Clustering

Use

Clustering allows you to save sorted data records in the fact table of an InfoCube. Data records with the same dimension keys are saved in the same extents (related database storage unit). This means that same data records are not spread across a large memory area and thereby reduces the number of extents that the system has to read when it accesses tables. This greatly accelerates read, write and delete access to the fact table.

Prerequisites

Currently the function is only supported by the database platform IBM DB2 for Linux, UNIX, and Windows. You can use partitioning to improve the performance of other databases. For more information, see Partitioning.

Features

Two types of clustering are available: Index clustering and multidimensional clustering (MDC).

Index Clustering

Index clustering organizes the data records of a fact table according to the sort sequence of an index. Organization is linear and corresponds to the values of the index field.

If a data record cannot be inserted in accordance with the sort sequence because the relevant extent is already full, the data record is inserted into an empty extent at the end of the table. For this reason, the system cannot guarantee that the sort sequence is always correct, particularly if you perform many insert and delete operations.
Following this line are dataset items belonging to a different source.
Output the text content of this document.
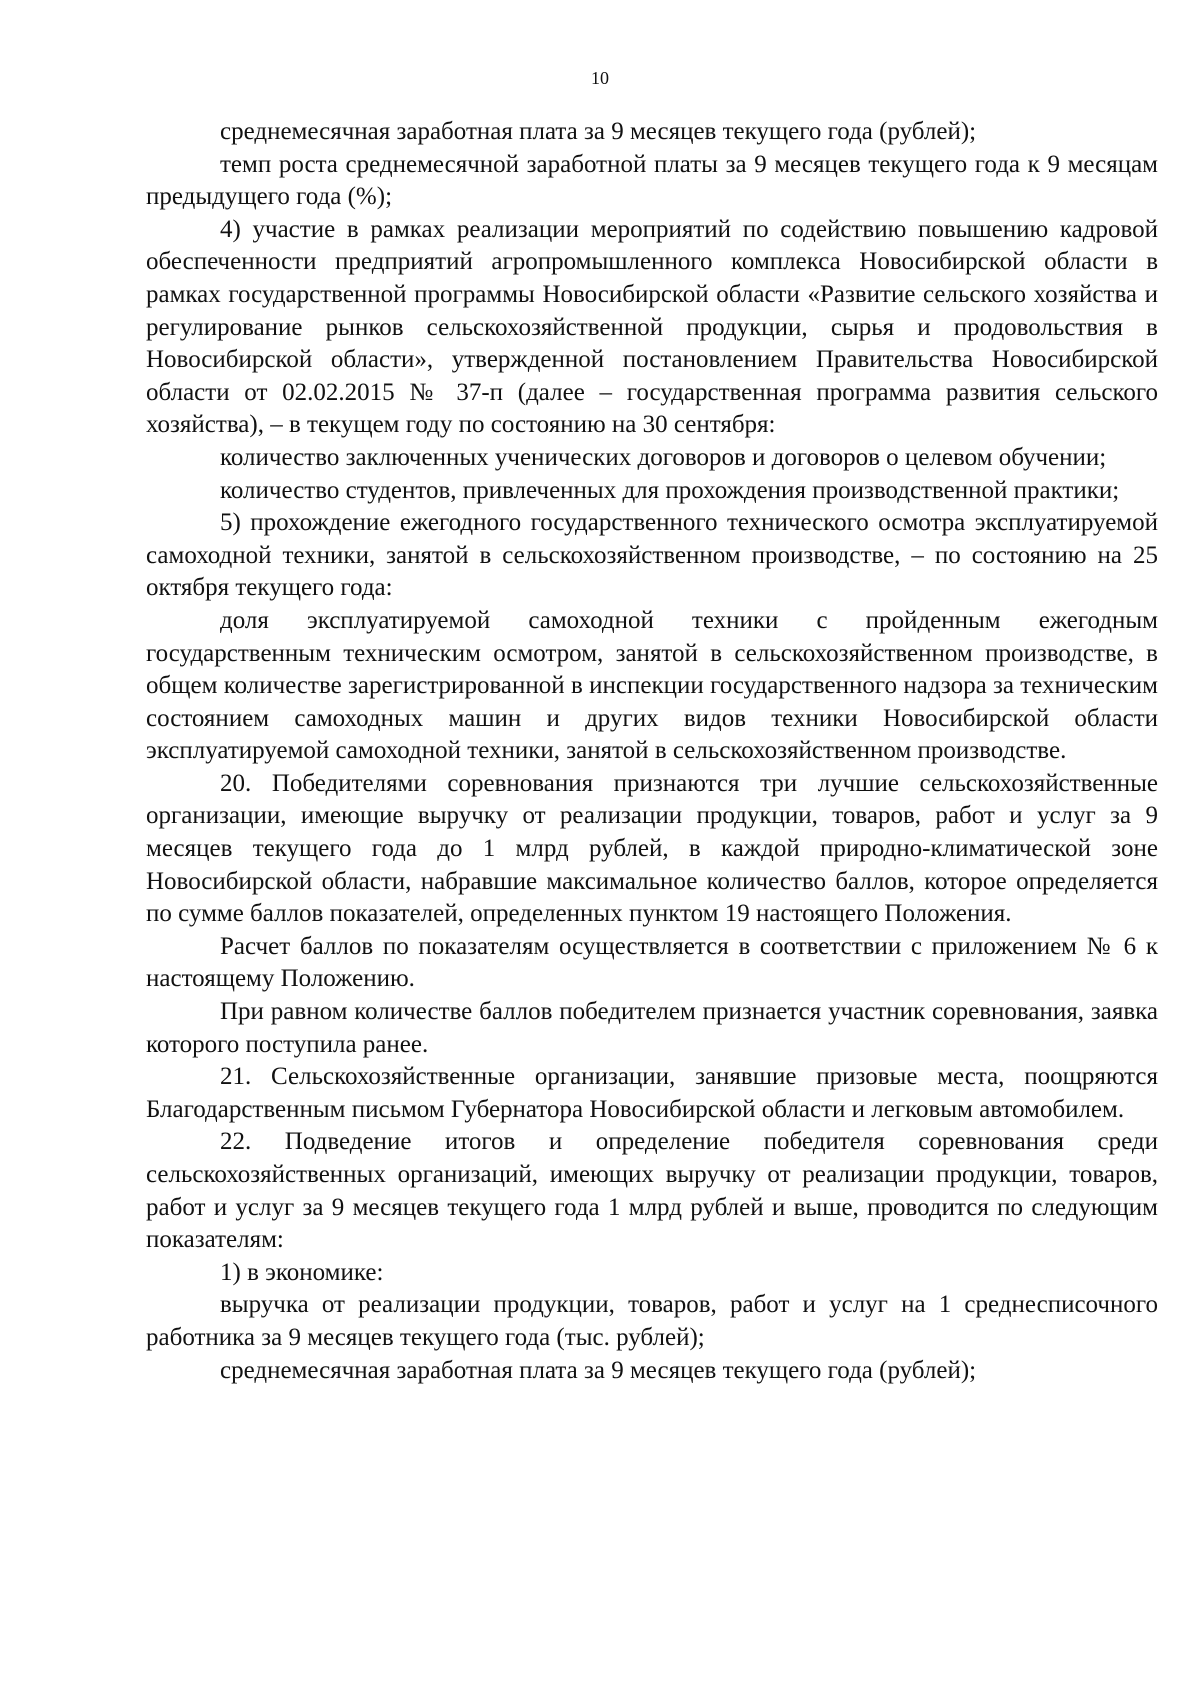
10

среднемесячная заработная плата за 9 месяцев текущего года (рублей);

темп роста среднемесячной заработной платы за 9 месяцев текущего года к 9 месяцам предыдущего года (%);

4) участие в рамках реализации мероприятий по содействию повышению кадровой обеспеченности предприятий агропромышленного комплекса Новосибирской области в рамках государственной программы Новосибирской области «Развитие сельского хозяйства и регулирование рынков сельскохозяйственной продукции, сырья и продовольствия в Новосибирской области», утвержденной постановлением Правительства Новосибирской области от 02.02.2015 № 37-п (далее – государственная программа развития сельского хозяйства), – в текущем году по состоянию на 30 сентября:

количество заключенных ученических договоров и договоров о целевом обучении;

количество студентов, привлеченных для прохождения производственной практики;

5) прохождение ежегодного государственного технического осмотра эксплуатируемой самоходной техники, занятой в сельскохозяйственном производстве, – по состоянию на 25 октября текущего года:

доля эксплуатируемой самоходной техники с пройденным ежегодным государственным техническим осмотром, занятой в сельскохозяйственном производстве, в общем количестве зарегистрированной в инспекции государственного надзора за техническим состоянием самоходных машин и других видов техники Новосибирской области эксплуатируемой самоходной техники, занятой в сельскохозяйственном производстве.

20. Победителями соревнования признаются три лучшие сельскохозяйственные организации, имеющие выручку от реализации продукции, товаров, работ и услуг за 9 месяцев текущего года до 1 млрд рублей, в каждой природно-климатической зоне Новосибирской области, набравшие максимальное количество баллов, которое определяется по сумме баллов показателей, определенных пунктом 19 настоящего Положения.

Расчет баллов по показателям осуществляется в соответствии с приложением № 6 к настоящему Положению.

При равном количестве баллов победителем признается участник соревнования, заявка которого поступила ранее.

21. Сельскохозяйственные организации, занявшие призовые места, поощряются Благодарственным письмом Губернатора Новосибирской области и легковым автомобилем.

22. Подведение итогов и определение победителя соревнования среди сельскохозяйственных организаций, имеющих выручку от реализации продукции, товаров, работ и услуг за 9 месяцев текущего года 1 млрд рублей и выше, проводится по следующим показателям:

1) в экономике:

выручка от реализации продукции, товаров, работ и услуг на 1 среднесписочного работника за 9 месяцев текущего года (тыс. рублей);

среднемесячная заработная плата за 9 месяцев текущего года (рублей);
Reorganizing the table restores the sort sequence and frees up memory space that is no longer required.

The clustering index of an F fact table is, by default, the secondary index in the time dimension. The clustering index of an E fact table is, by default, the acting primary index (P index).

As of release SAP NetWeaver BW 2.0, index clustering is standard for all InfoCubes and aggregates.

Multidimensional Clustering (MDC)

Multidimensional clustering organizes the data records of a fact table in accordance with one or more fields that you define freely. The selected fields are also marked as MDC dimensions. Only data records that have the same values in the MDC dimensions are saved in an extent. In the context of MDC, an extent is called a block. The system can always guarantee that the sort sequence is correct. Reorganizing the table is not necessary, even with many insert and delete operations.

Block indexes from within the database, instead of the default secondary indexes, are created for the selected fields. Block indexes link to extents instead of data record numbers and are therefore much smaller. They save memory space and the system can search through them more quickly. This accelerates table requests that are restricted to these fields.

You can select the key fields of the time dimension or any customer-defined dimensions of an InfoCube as an MDC dimension. You cannot select the key field of the package dimension; it is automatically added to the MDC dimensions in the F fact table.

You can also select a time characteristic instead of the time dimension. In this case, the fact table has an extra field. This contains the SID values of the time characteristic. Currently only the time characteristics Calendar Month (0CALMONTH) and Fiscal Year/Period (0FISCPER) are supported. The time characteristic must be contained in the InfoCube. If you select the Fiscal Year/Period (0FISCPER) characteristic, a constant must be set for the Fiscal Year Variant (0FISCVARNT) characteristic.

Clustering is applied to all the aggregates of the InfoCube. If an aggregate does not contain an MDC dimension of the InfoCube, or if all the InfoObjects of an MDC dimension are created as line item dimensions in the aggregate, the aggregates are clustered using the remaining MDC dimensions. Index clustering is used for the aggregate if the aggregate does not contain any MDC dimensions of the InfoCube, or if it only contains MDC dimensions.

Multidimensional clustering was introduced in Release SAP NetWeaver 7.0 and can be set up separately for each InfoCube.

For procedures, see Definition of Clustering.